Interaction infrastructure ensures:

  • Agents operate within defined permissions
  • Conflicting actions are prevented
  • Critical systems remain stable

For example, it can stop a scenario where:

  • A billing agent processes a transaction
  • A compliance agent flags the same account simultaneously

Managing Context Across Systems

AI agents rely heavily on contextual data, often stored in vector databases used for retrieval-augmented generation.

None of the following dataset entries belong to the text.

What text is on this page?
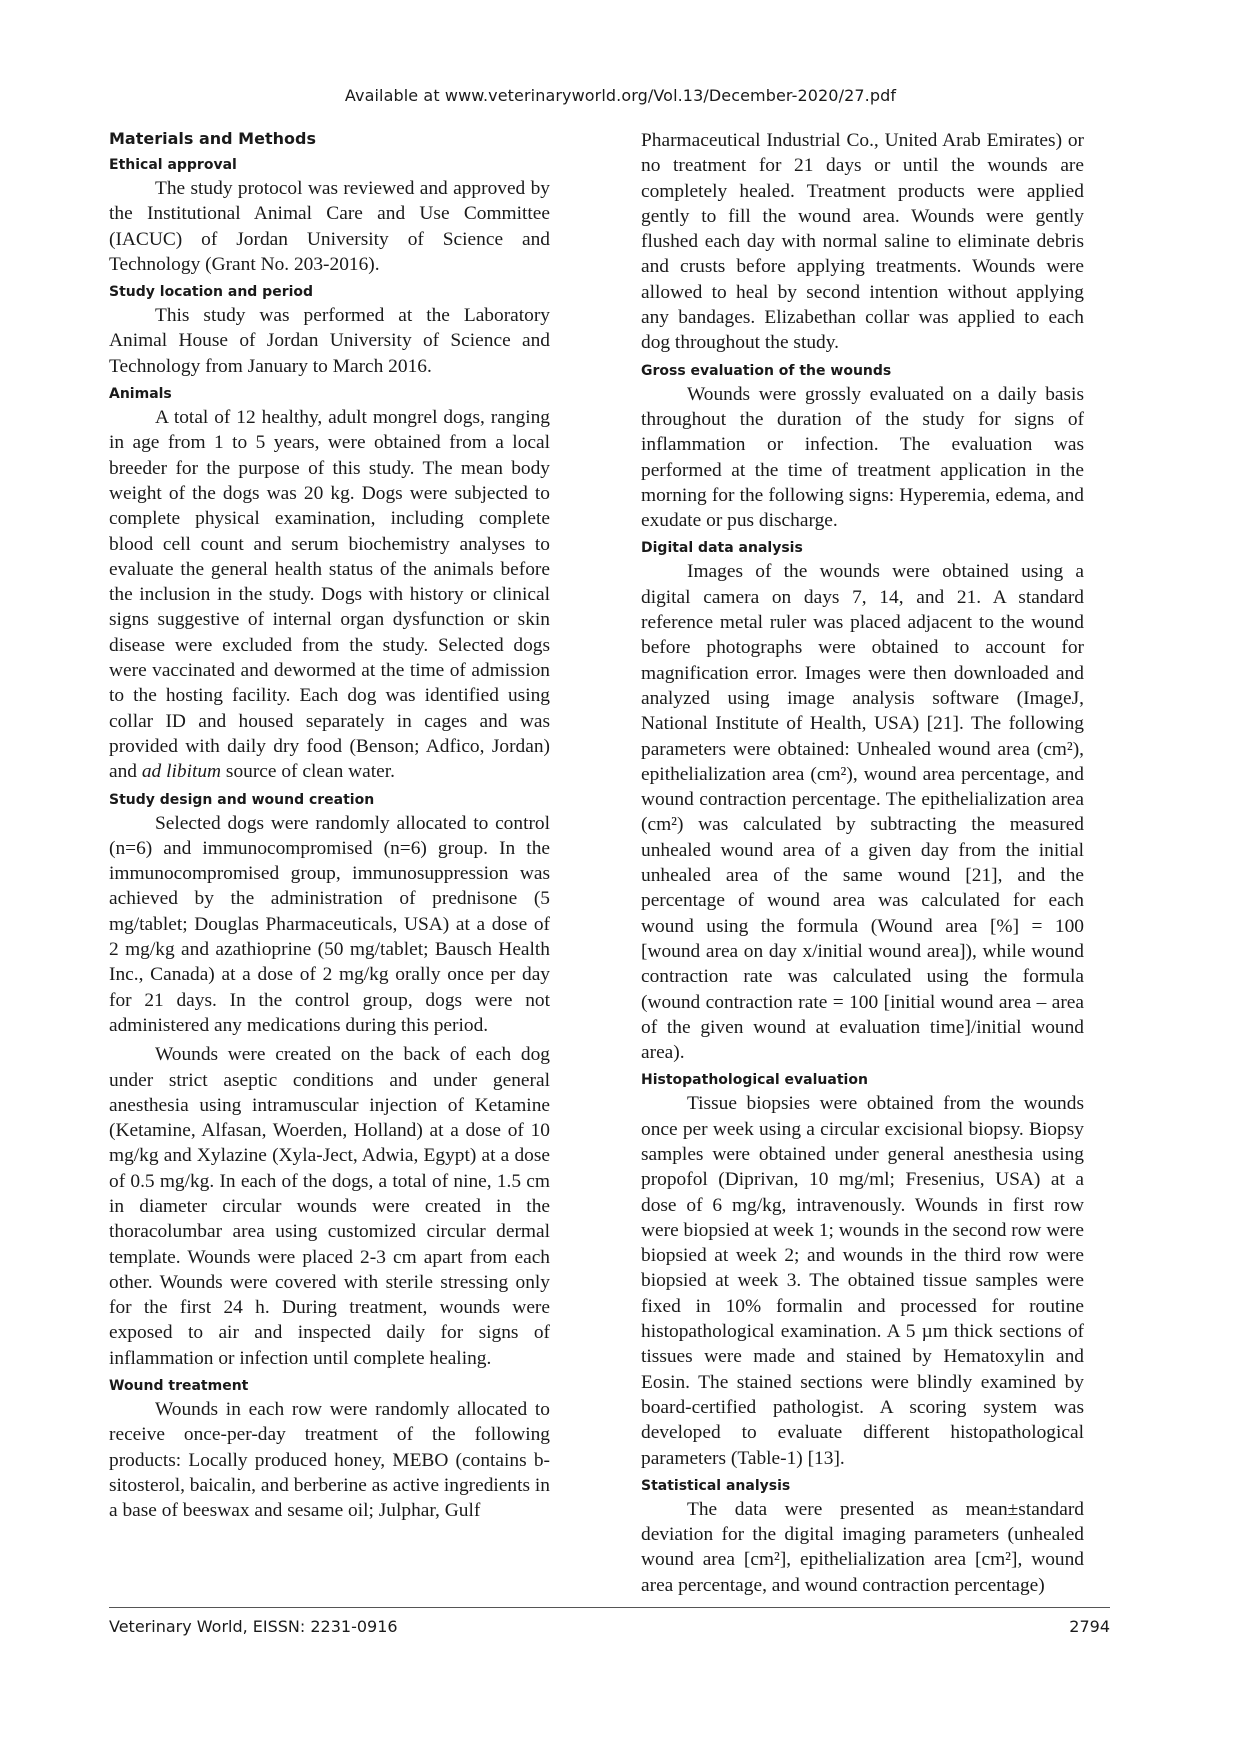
Available at www.veterinaryworld.org/Vol.13/December-2020/27.pdf
Materials and Methods
Ethical approval

The study protocol was reviewed and approved by the Institutional Animal Care and Use Committee (IACUC) of Jordan University of Science and Technology (Grant No. 203-2016).

Study location and period

This study was performed at the Laboratory Animal House of Jordan University of Science and Technology from January to March 2016.

Animals

A total of 12 healthy, adult mongrel dogs, ranging in age from 1 to 5 years, were obtained from a local breeder for the purpose of this study. The mean body weight of the dogs was 20 kg. Dogs were subjected to complete physical examination, including complete blood cell count and serum biochemistry analyses to evaluate the general health status of the animals before the inclusion in the study. Dogs with history or clinical signs suggestive of internal organ dysfunction or skin disease were excluded from the study. Selected dogs were vaccinated and dewormed at the time of admission to the hosting facility. Each dog was identified using collar ID and housed separately in cages and was provided with daily dry food (Benson; Adfico, Jordan) and ad libitum source of clean water.

Study design and wound creation

Selected dogs were randomly allocated to control (n=6) and immunocompromised (n=6) group. In the immunocompromised group, immunosuppression was achieved by the administration of prednisone (5 mg/tablet; Douglas Pharmaceuticals, USA) at a dose of 2 mg/kg and azathioprine (50 mg/tablet; Bausch Health Inc., Canada) at a dose of 2 mg/kg orally once per day for 21 days. In the control group, dogs were not administered any medications during this period.

Wounds were created on the back of each dog under strict aseptic conditions and under general anesthesia using intramuscular injection of Ketamine (Ketamine, Alfasan, Woerden, Holland) at a dose of 10 mg/kg and Xylazine (Xyla-Ject, Adwia, Egypt) at a dose of 0.5 mg/kg. In each of the dogs, a total of nine, 1.5 cm in diameter circular wounds were created in the thoracolumbar area using customized circular dermal template. Wounds were placed 2-3 cm apart from each other. Wounds were covered with sterile stressing only for the first 24 h. During treatment, wounds were exposed to air and inspected daily for signs of inflammation or infection until complete healing.

Wound treatment

Wounds in each row were randomly allocated to receive once-per-day treatment of the following products: Locally produced honey, MEBO (contains b-sitosterol, baicalin, and berberine as active ingredients in a base of beeswax and sesame oil; Julphar, Gulf

Pharmaceutical Industrial Co., United Arab Emirates) or no treatment for 21 days or until the wounds are completely healed. Treatment products were applied gently to fill the wound area. Wounds were gently flushed each day with normal saline to eliminate debris and crusts before applying treatments. Wounds were allowed to heal by second intention without applying any bandages. Elizabethan collar was applied to each dog throughout the study.

Gross evaluation of the wounds

Wounds were grossly evaluated on a daily basis throughout the duration of the study for signs of inflammation or infection. The evaluation was performed at the time of treatment application in the morning for the following signs: Hyperemia, edema, and exudate or pus discharge.

Digital data analysis

Images of the wounds were obtained using a digital camera on days 7, 14, and 21. A standard reference metal ruler was placed adjacent to the wound before photographs were obtained to account for magnification error. Images were then downloaded and analyzed using image analysis software (ImageJ, National Institute of Health, USA) [21]. The following parameters were obtained: Unhealed wound area (cm²), epithelialization area (cm²), wound area percentage, and wound contraction percentage. The epithelialization area (cm²) was calculated by subtracting the measured unhealed wound area of a given day from the initial unhealed area of the same wound [21], and the percentage of wound area was calculated for each wound using the formula (Wound area [%] = 100 [wound area on day x/initial wound area]), while wound contraction rate was calculated using the formula (wound contraction rate = 100 [initial wound area – area of the given wound at evaluation time]/initial wound area).

Histopathological evaluation

Tissue biopsies were obtained from the wounds once per week using a circular excisional biopsy. Biopsy samples were obtained under general anesthesia using propofol (Diprivan, 10 mg/ml; Fresenius, USA) at a dose of 6 mg/kg, intravenously. Wounds in first row were biopsied at week 1; wounds in the second row were biopsied at week 2; and wounds in the third row were biopsied at week 3. The obtained tissue samples were fixed in 10% formalin and processed for routine histopathological examination. A 5 µm thick sections of tissues were made and stained by Hematoxylin and Eosin. The stained sections were blindly examined by board-certified pathologist. A scoring system was developed to evaluate different histopathological parameters (Table-1) [13].

Statistical analysis

The data were presented as mean±standard deviation for the digital imaging parameters (unhealed wound area [cm²], epithelialization area [cm²], wound area percentage, and wound contraction percentage)

Veterinary World, EISSN: 2231-0916	2794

However, these databases are often:

  • Isolated
  • Customized for specific use cases
  • Difficult to synchronize

The Risk of Data Degradation

When agents cannot access original data, they rely on summaries generated by other models. This leads to:

  • Loss of accuracy
  • Misinterpretation of information
  • Reduced reliability

The Need for Context Integrity

Interaction infrastructure ensures:

  • Accurate data transfer between systems
  • Preservation of original context
  • Traceability of information

This is critical for maintaining the quality and reliability of AI-driven decisions.


Addressing Data Security and Compliance Risks

One of the most serious risks in multi-agent systems is data contamination.

For example:

  • A customer service agent may accidentally access sensitive financial data
  • A compliance violation could occur without human awareness

Building a Secure Communication Mesh

To prevent this, enterprises need a secure interaction layer that:

  • Enforces strict access controls
  • Logs all interactions cryptographically
  • Tracks data lineage

This ensures that every action taken by an AI agent can be traced and audited.


Governance as a Core Requirement

Many organizations treat governance as an afterthought. However, in AI systems, governance must be built into the foundation.

Why Governance Matters

AI agents:

  • Delegate tasks
  • Share data
  • Make decisions across systems

Without clear rules:

  • Trust breaks down
  • Errors increase
  • Compliance risks rise

Key Governance Features

A robust interaction infrastructure should provide:

  • Authority management
  • Transparent decision-making
  • Real-time monitoring
  • Human oversight integration

Treating Interaction Infrastructure as a Security Layer

Modern interaction infrastructure is not just a coordination tool—it acts as a security perimeter.

This layer allows organizations to:

  • Inspect delegation chains
  • Control access permissions
  • Maintain audit trails

By centralizing governance, enterprises can ensure that AI systems operate safely and transparently.


The Future of AI Collaboration in Enterprises

The future of enterprise AI lies in networks of specialized agents, each performing distinct roles.

Instead of relying on a single monolithic system, organizations will deploy:

  • Multiple specialized AI agents
  • Operating across different platforms
  • Collaborating through a shared interaction layer

Why Interaction Infrastructure Will Define Success

Companies that succeed in scaling AI will not be those with the most advanced models—but those with the best infrastructure for managing them.

Without this foundation:

  • Systems will fail to scale
  • Costs will spiral
  • Compliance risks will increase

Final Thoughts

AI agents are transforming how businesses operate, but their true potential can only be realized when they can interact effectively.

Interaction infrastructure provides the missing layer that enables:

  • Reliable communication
  • Secure data sharing
  • Scalable collaboration

As enterprises move from isolated AI deployments to interconnected systems, this infrastructure will become essential.

The organizations that invest in it today will be the ones that successfully scale AI tomorrow—turning automation from a fragmented experiment into a powerful, unified capability.